3: Assay validation and quality control1,2
- The assay has been validated.
- Verification of antibody performance (expected antigen expression on normal blood) [see ‘assay validation’ in 4-colour or 6-colour protocols]
- Verification of ‘clean PNH gate’ (normal samples do not show PNH phenotypes) [see ‘set up’ for 4-colour or 6-colour protocols]
- Verification of PNH populations in the expected location (PNH-positive blood) [see ‘set up’ for 4-colour or 6-colour protocols]
- Spiking experiments to determine assay sensitivity (PNH-positive blood) [see ‘assay validation’ in 4-colour or 6-colour protocols]

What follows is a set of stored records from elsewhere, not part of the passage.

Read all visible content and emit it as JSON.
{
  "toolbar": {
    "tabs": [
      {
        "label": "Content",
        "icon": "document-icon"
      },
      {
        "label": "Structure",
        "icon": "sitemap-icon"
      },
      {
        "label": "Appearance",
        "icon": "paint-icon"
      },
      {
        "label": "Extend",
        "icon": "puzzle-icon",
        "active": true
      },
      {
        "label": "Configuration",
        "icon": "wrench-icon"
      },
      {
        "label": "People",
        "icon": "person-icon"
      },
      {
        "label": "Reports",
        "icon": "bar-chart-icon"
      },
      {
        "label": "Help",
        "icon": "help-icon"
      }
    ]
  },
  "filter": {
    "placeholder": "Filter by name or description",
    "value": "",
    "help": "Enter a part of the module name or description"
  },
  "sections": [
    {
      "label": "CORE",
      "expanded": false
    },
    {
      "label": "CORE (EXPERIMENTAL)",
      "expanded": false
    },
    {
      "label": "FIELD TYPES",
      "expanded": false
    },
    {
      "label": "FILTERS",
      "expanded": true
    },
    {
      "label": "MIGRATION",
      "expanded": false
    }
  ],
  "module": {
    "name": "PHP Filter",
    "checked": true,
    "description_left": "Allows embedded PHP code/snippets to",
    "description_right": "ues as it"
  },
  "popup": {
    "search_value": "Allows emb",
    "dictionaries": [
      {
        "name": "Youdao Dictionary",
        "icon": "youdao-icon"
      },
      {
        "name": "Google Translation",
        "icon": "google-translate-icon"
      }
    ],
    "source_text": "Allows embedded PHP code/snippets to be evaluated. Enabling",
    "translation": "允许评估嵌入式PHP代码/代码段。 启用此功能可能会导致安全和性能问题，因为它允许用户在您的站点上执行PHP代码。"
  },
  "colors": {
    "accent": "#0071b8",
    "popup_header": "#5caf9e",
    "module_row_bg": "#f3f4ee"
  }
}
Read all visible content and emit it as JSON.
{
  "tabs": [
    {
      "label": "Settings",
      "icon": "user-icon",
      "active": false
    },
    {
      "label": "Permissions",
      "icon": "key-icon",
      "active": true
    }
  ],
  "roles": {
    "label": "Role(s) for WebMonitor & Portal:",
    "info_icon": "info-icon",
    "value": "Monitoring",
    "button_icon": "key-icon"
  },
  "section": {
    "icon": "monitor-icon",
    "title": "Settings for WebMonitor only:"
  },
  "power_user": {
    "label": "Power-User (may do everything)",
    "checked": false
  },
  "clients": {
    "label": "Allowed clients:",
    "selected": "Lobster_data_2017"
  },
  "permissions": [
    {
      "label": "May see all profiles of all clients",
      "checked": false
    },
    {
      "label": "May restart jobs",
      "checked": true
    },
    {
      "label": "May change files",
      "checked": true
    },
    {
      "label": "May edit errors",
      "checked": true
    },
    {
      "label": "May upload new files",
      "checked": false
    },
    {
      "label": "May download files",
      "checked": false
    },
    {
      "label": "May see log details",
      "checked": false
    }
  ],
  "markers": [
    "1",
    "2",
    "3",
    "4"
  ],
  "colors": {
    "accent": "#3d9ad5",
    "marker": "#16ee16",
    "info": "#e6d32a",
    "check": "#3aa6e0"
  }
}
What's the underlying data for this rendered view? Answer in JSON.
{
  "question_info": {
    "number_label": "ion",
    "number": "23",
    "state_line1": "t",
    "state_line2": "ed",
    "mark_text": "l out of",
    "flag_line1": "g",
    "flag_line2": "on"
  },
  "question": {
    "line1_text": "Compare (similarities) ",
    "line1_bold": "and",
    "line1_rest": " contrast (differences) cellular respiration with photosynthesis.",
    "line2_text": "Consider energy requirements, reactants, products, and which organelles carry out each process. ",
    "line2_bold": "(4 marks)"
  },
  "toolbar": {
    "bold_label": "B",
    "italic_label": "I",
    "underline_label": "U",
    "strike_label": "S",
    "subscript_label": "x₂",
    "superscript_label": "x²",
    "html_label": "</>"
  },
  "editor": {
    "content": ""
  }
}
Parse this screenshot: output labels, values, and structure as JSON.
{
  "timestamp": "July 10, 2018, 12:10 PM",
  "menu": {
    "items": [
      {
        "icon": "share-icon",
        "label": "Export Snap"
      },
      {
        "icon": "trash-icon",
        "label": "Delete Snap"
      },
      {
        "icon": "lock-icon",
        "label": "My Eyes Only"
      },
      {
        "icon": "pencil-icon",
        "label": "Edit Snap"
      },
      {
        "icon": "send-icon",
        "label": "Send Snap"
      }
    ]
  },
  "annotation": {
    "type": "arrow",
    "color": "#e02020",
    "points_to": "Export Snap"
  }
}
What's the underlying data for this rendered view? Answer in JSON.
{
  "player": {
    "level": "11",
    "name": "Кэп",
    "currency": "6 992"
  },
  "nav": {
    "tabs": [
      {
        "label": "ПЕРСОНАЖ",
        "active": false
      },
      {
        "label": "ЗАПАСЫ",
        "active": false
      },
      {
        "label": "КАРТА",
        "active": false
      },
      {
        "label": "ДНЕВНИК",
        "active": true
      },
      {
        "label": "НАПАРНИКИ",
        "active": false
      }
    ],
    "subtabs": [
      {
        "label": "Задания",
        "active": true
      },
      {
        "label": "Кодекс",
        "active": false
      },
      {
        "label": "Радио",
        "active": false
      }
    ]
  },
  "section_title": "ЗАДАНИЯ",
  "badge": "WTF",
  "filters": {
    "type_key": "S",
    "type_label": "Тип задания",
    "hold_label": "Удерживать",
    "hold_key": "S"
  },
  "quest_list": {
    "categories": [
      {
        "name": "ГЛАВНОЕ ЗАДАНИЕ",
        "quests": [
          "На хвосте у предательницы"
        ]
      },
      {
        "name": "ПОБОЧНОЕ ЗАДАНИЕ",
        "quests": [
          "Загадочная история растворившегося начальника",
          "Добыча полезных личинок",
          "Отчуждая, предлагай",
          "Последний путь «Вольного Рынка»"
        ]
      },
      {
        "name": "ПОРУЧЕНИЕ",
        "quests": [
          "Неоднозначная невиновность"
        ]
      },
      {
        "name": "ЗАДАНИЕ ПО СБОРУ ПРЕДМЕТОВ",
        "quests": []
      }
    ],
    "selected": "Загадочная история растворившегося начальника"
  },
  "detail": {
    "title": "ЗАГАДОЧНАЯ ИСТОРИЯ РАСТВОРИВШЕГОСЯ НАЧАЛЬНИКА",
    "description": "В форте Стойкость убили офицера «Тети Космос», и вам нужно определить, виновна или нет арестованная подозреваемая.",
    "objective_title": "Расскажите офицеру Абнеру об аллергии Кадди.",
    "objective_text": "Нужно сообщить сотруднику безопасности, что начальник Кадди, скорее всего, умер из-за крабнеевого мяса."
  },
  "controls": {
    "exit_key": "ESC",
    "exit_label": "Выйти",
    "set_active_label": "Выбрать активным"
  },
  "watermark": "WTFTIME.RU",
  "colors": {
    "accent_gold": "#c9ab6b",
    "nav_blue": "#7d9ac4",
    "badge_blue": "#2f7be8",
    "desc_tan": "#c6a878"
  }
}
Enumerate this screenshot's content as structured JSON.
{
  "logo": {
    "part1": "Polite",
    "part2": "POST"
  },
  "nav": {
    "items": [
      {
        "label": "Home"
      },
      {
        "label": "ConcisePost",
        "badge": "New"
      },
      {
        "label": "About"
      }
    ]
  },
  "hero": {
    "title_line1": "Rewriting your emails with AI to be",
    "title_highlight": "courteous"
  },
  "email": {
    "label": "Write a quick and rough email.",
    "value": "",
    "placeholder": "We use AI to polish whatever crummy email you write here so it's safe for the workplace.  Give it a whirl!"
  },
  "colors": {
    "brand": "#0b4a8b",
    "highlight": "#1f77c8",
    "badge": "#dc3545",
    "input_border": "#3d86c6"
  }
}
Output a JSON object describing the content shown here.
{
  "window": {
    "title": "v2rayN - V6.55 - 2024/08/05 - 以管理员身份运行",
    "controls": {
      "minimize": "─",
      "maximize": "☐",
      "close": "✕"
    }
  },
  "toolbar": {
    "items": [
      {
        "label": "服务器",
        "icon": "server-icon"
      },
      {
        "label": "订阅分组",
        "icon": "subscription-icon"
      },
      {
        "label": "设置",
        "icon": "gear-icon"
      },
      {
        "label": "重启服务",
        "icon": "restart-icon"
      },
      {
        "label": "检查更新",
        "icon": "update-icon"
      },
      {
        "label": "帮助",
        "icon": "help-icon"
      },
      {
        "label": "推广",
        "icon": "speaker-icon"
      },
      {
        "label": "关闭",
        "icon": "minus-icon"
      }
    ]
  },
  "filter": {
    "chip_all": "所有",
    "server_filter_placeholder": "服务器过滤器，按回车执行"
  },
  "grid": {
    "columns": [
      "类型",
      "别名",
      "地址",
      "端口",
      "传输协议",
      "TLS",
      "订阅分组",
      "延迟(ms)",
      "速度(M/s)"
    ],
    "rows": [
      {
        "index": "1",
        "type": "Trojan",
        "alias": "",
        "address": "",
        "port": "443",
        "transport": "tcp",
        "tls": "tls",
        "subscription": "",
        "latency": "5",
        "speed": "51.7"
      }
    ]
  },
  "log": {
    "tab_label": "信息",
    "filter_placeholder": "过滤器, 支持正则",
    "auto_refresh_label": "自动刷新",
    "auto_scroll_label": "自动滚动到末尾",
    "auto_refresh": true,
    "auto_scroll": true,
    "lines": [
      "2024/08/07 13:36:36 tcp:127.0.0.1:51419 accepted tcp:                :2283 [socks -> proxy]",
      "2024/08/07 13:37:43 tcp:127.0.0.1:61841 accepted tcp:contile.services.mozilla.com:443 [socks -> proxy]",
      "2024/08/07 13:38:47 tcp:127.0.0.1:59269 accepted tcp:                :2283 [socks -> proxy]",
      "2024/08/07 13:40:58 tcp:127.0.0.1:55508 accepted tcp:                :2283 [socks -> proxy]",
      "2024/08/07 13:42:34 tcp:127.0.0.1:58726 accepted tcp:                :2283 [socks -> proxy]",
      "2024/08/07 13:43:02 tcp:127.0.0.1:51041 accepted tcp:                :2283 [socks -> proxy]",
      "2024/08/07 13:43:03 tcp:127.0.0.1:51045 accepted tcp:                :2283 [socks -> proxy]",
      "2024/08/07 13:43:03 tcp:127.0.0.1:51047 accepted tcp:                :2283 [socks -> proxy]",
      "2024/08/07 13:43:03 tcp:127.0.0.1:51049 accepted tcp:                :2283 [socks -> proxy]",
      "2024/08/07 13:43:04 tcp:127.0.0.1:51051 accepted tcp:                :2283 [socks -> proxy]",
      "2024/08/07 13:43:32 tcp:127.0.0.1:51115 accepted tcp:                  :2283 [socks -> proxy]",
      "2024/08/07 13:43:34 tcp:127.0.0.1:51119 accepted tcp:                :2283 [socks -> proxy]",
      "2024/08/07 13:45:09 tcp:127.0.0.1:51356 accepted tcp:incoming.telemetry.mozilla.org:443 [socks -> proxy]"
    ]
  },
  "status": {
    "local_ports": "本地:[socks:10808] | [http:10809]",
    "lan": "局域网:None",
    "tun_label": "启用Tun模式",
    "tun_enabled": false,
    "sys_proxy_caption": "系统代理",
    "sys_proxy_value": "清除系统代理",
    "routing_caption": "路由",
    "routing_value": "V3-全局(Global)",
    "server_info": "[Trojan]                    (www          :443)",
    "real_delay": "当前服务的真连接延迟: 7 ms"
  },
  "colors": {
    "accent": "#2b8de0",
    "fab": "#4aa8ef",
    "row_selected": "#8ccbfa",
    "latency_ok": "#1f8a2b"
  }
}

- The laboratory has joined a quality-assurance/proficiency-testing programme and exchanged PNH samples with other laboratories.
4: Clear reporting1,2
- The report includes the PNH clone size in RBCs and white blood cells (WBCs; include data for granulocytes and monocytes, if possible) [see ‘report’ in 4-colour or 6-colour protocols].
- Histograms/dot plots are included (see ‘report’ in 4-colour or 6-colour protocols).
- The antibodies tested and assay sensitivity have been specified (see ‘report’ in 4-colour or 6-colour protocols).
- The report does not contain misleading terminology (see ‘report’ in 4-colour or 6-colour protocols).
- Borowitz MJ et al; for Clinical Cytometry Society. Cytometry B Clin Cytom 2010; 78B: 211-230.
- Sutherland DR et al. Cytometry B Clin Cytom 2012; 82B: 195-208.